Exhibitions
CULEBRAS @ Salon Acme 10 with Jeff Marfa Gallery
SOLO SHOW
Guest Projects section curated by Ana Castella
02.09.2023 – 02.12.2023
Opening: February 9th, 2023
Photos by Ramiro Chaves
PRESS PREVIEW
Press RELEASE
For Immediate Release: Aurora Pellizzi, CULEBRAS at Salon Acme No. 10 CMDX
Presented by JEFF MARFA Marfa, TX
Generated from a specifically female embodiment, Aurora Pellizzi’s works; felted, dyed, constructed or woven are both abstract and representational, merging traditional craft techniques with a metaphysical approach to art-making.
In her series The Ritual of the Serpent, created while immersed in the study of indigenous fertility rites, fundamental shapes posture as both sacred vistas and the female anatomy, thwarting our sense of the cosmic order. In these hand-felted works her serpentine geometries conflate femininity and the earth, embodiment and allegory, figure and ground.
Unable to engage in the demanding effort of fabricating weavings during a recent pregnancy, Pellizzi’s new series titled, Mojigangas are constructed in the vernacular tradition of the ready-made. In contrast to her previous works, while making the seven pieces presented here, she embraced the limitations of her physicality, forging a new approach to her practice.

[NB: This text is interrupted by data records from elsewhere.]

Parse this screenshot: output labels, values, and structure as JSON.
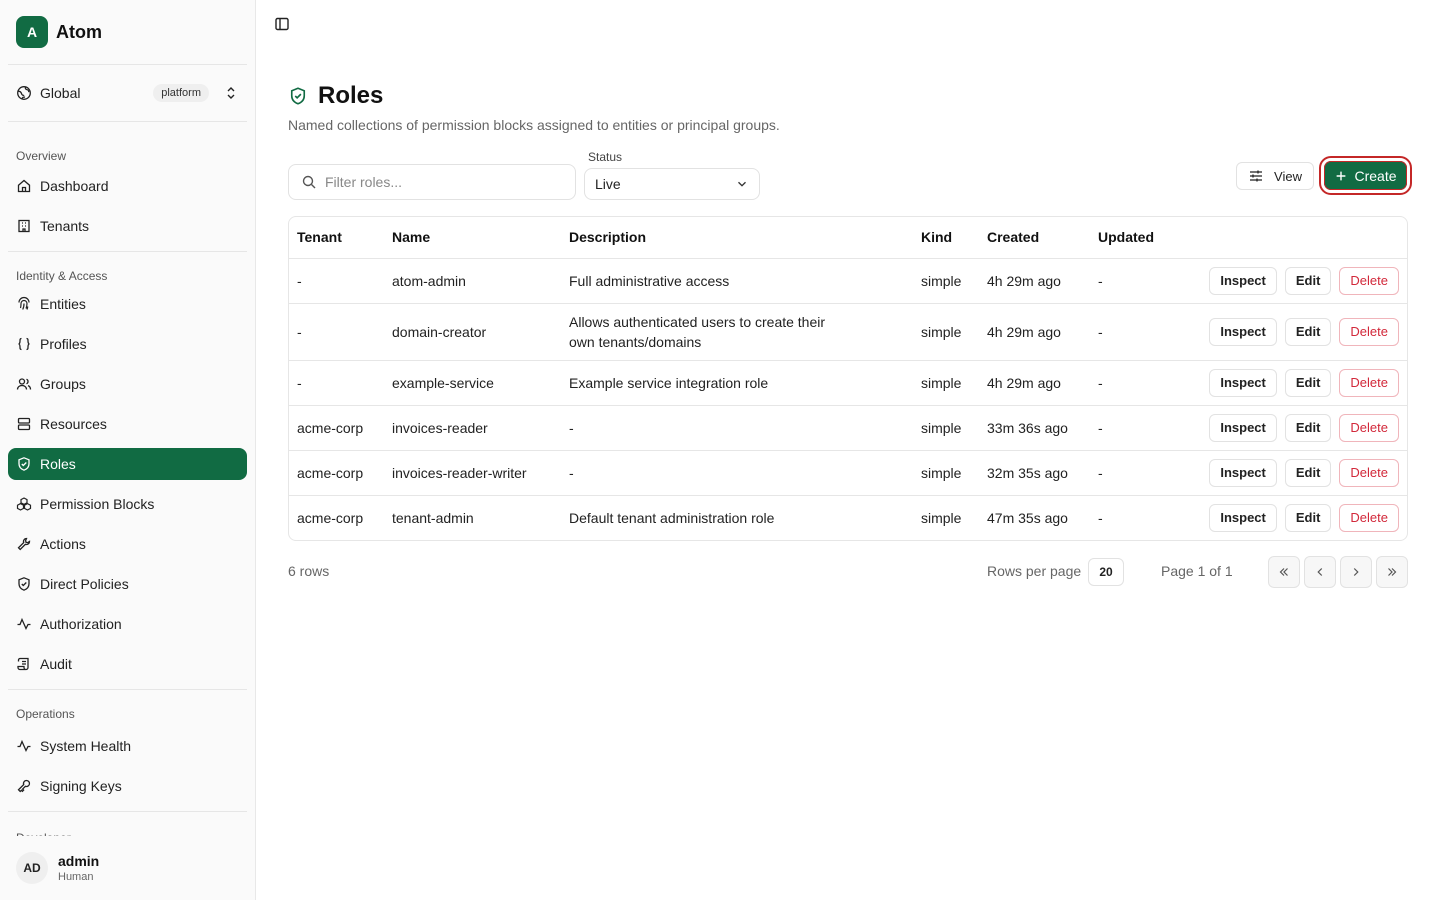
{
  "brand": {
    "logo_letter": "A",
    "name": "Atom",
    "accent_color": "#116b43"
  },
  "scope": {
    "label": "Global",
    "badge": "platform"
  },
  "nav": {
    "overview_label": "Overview",
    "overview": [
      {
        "label": "Dashboard",
        "icon": "home-icon"
      },
      {
        "label": "Tenants",
        "icon": "building-icon"
      }
    ],
    "identity_label": "Identity & Access",
    "identity": [
      {
        "label": "Entities",
        "icon": "fingerprint-icon"
      },
      {
        "label": "Profiles",
        "icon": "braces-icon"
      },
      {
        "label": "Groups",
        "icon": "users-icon"
      },
      {
        "label": "Resources",
        "icon": "server-icon"
      },
      {
        "label": "Roles",
        "icon": "shield-check-icon",
        "active": true
      },
      {
        "label": "Permission Blocks",
        "icon": "blocks-icon"
      },
      {
        "label": "Actions",
        "icon": "wrench-icon"
      },
      {
        "label": "Direct Policies",
        "icon": "shield-icon"
      },
      {
        "label": "Authorization",
        "icon": "activity-icon"
      },
      {
        "label": "Audit",
        "icon": "scroll-icon"
      }
    ],
    "operations_label": "Operations",
    "operations": [
      {
        "label": "System Health",
        "icon": "activity-icon"
      },
      {
        "label": "Signing Keys",
        "icon": "key-icon"
      }
    ],
    "developer_label": "Developer"
  },
  "user": {
    "initials": "AD",
    "name": "admin",
    "role": "Human"
  },
  "page": {
    "title": "Roles",
    "subtitle": "Named collections of permission blocks assigned to entities or principal groups."
  },
  "filters": {
    "search_placeholder": "Filter roles...",
    "status_label": "Status",
    "status_value": "Live",
    "view_label": "View",
    "create_label": "Create"
  },
  "table": {
    "columns": [
      "Tenant",
      "Name",
      "Description",
      "Kind",
      "Created",
      "Updated"
    ],
    "rows": [
      {
        "tenant": "-",
        "name": "atom-admin",
        "description": "Full administrative access",
        "kind": "simple",
        "created": "4h 29m ago",
        "updated": "-"
      },
      {
        "tenant": "-",
        "name": "domain-creator",
        "description": "Allows authenticated users to create their own tenants/domains",
        "kind": "simple",
        "created": "4h 29m ago",
        "updated": "-"
      },
      {
        "tenant": "-",
        "name": "example-service",
        "description": "Example service integration role",
        "kind": "simple",
        "created": "4h 29m ago",
        "updated": "-"
      },
      {
        "tenant": "acme-corp",
        "name": "invoices-reader",
        "description": "-",
        "kind": "simple",
        "created": "33m 36s ago",
        "updated": "-"
      },
      {
        "tenant": "acme-corp",
        "name": "invoices-reader-writer",
        "description": "-",
        "kind": "simple",
        "created": "32m 35s ago",
        "updated": "-"
      },
      {
        "tenant": "acme-corp",
        "name": "tenant-admin",
        "description": "Default tenant administration role",
        "kind": "simple",
        "created": "47m 35s ago",
        "updated": "-"
      }
    ],
    "row_actions": {
      "inspect": "Inspect",
      "edit": "Edit",
      "delete": "Delete"
    }
  },
  "pagination": {
    "rows_count": "6 rows",
    "rows_per_page_label": "Rows per page",
    "rows_per_page": "20",
    "page_info": "Page 1 of 1"
  }
}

Facial expressions grounded on jergas, a woven striped cloth used for mopping floor tiles, Pellizzi’s portraits conjure the carnival spirit of Mojigangas, a traditional Mexican village procession of characters dressed in drag. Court Jester, Hindu Goddess, Bride, Feathered-Serpent Dandy, Street-Style Girl, Diva, Sloth. With these Shakespearean caricatures, drawn with cheese graters, feather dusters, drain stoppers, soap dishes, sponges, clothes pins, buckets and mops, Pellizzi creates a cacophony of ruses that emote in colorful gesture the tenor of our dizzying current moment.
Hiding behind everyday objects reified in masked form, burlesque dignitaries hang from the ceilings and walls of the space – reconstructed as ceremonial totems, decorative sculpture, pictorial fields. Jergas, found in any household goods store in Mexico, when stretched, strung and embellished with brooms, brushes, sequins and trim, is offered up as respite, farce, disguise. With their familiar striped clothing, Aurora’s campy ready-made troupe of flappers, clowns, damsels and newlyweds transcend their everyday materials to emerge as modern archetypes, symbols of our universal cultural lineage.
CULEBRAS, a feminine noun, is a water snake in Mexico and a debt, disorder, game or soap opera in other Spanish-speaking regions. Evoking the occult ceremony of fertility rites and their venomous accomplices, as in her earlier series, Pellizzi’s names this installation after a harmless garden dweller, the serpent´s less feral cousin, in homage to the everyday creatures and objects found within the confines of our domestic spaces.